I’m quick to blame others because 99% of the time, I’m right that they’re wrong. I have these really ironclad, airtight, foolproof reasons why I have to be right. There’s no way other people could have thoughts of their own. I’ve seen every angle, I’m being fair and honest, I see what they can’t, I’m telling both sides of the story as it really is.
They’re holding me down, man. They’re making my job harder. I could do much better if it weren’t for these rules and restrictions. Once I get my own thing going, I’ll do all the things they never let me do. Then they’ll see, you know. They’ll regret not tapping into my unrealized fount of pure raw wisdom.
I think like this all the time. It’s true that they are, in fact, holding me down. It’s true that I’m set aside and stepped on; there are better things being built on my back while I do the grunt work. It’s true these people could care less for my well-being. And yes, I’m right and they’re wrong.
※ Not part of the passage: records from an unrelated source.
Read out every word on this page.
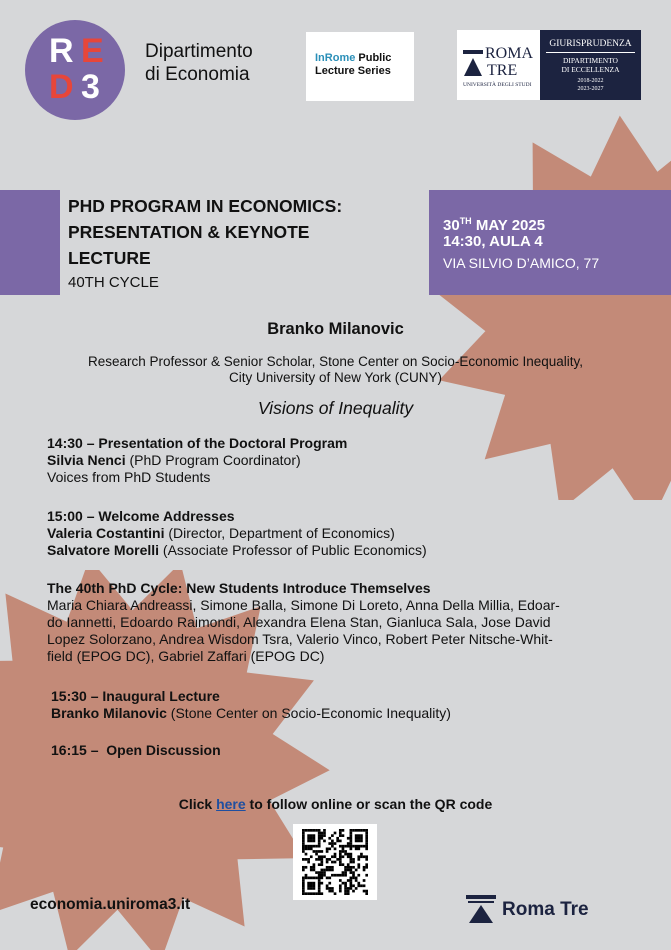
R E
D 3
Dipartimento
di Economia
InRome Public
Lecture Series
ROMA
TRE
UNIVERSITÀ DEGLI STUDI
GIURISPRUDENZA
DIPARTIMENTO
DI ECCELLENZA
2018-2022
2023-2027
PHD PROGRAM IN ECONOMICS:
PRESENTATION & KEYNOTE
LECTURE
40TH CYCLE
30TH MAY 2025
14:30, AULA 4
VIA SILVIO D’AMICO, 77
Branko Milanovic
Research Professor & Senior Scholar, Stone Center on Socio-Economic Inequality,
City University of New York (CUNY)
Visions of Inequality
14:30 – Presentation of the Doctoral Program
Silvia Nenci (PhD Program Coordinator)
Voices from PhD Students
15:00 – Welcome Addresses
Valeria Costantini (Director, Department of Economics)
Salvatore Morelli (Associate Professor of Public Economics)
The 40th PhD Cycle: New Students Introduce Themselves
Maria Chiara Andreassi, Simone Balla, Simone Di Loreto, Anna Della Millia, Edoar-
do Iannetti, Edoardo Raimondi, Alexandra Elena Stan, Gianluca Sala, Jose David
Lopez Solorzano, Andrea Wisdom Tsra, Valerio Vinco, Robert Peter Nitsche-Whit-
field (EPOG DC), Gabriel Zaffari (EPOG DC)
15:30 – Inaugural Lecture
Branko Milanovic (Stone Center on Socio-Economic Inequality)
16:15 –  Open Discussion
Click here to follow online or scan the QR code
economia.uniroma3.it	Roma Tre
But — I get the sneaking suspicion that maybe I use THEM as an excuse to do the bare minimum. I have a way of doing the easiest part of the work, of slipping away from manual duties, of checking out my brain when I feel this is “beneath me.” It’s pride. It’s selfishness. It’s all the things I’m not willing to say about myself, because it’s a horrifying realization I don’t know how to confront yet.
Maybe they are right about a few things, and I am wrong about many things. And my well-being shouldn’t be based on what’s happening around me, but on the actual opportunities given. We have a way of seeing how we’re held down instead of the places we could build up. Because more than fearing failure, many times I fear success. I am a coward not because I do little, but because I’m afraid of the unimaginable possibilities of real potential for greatness.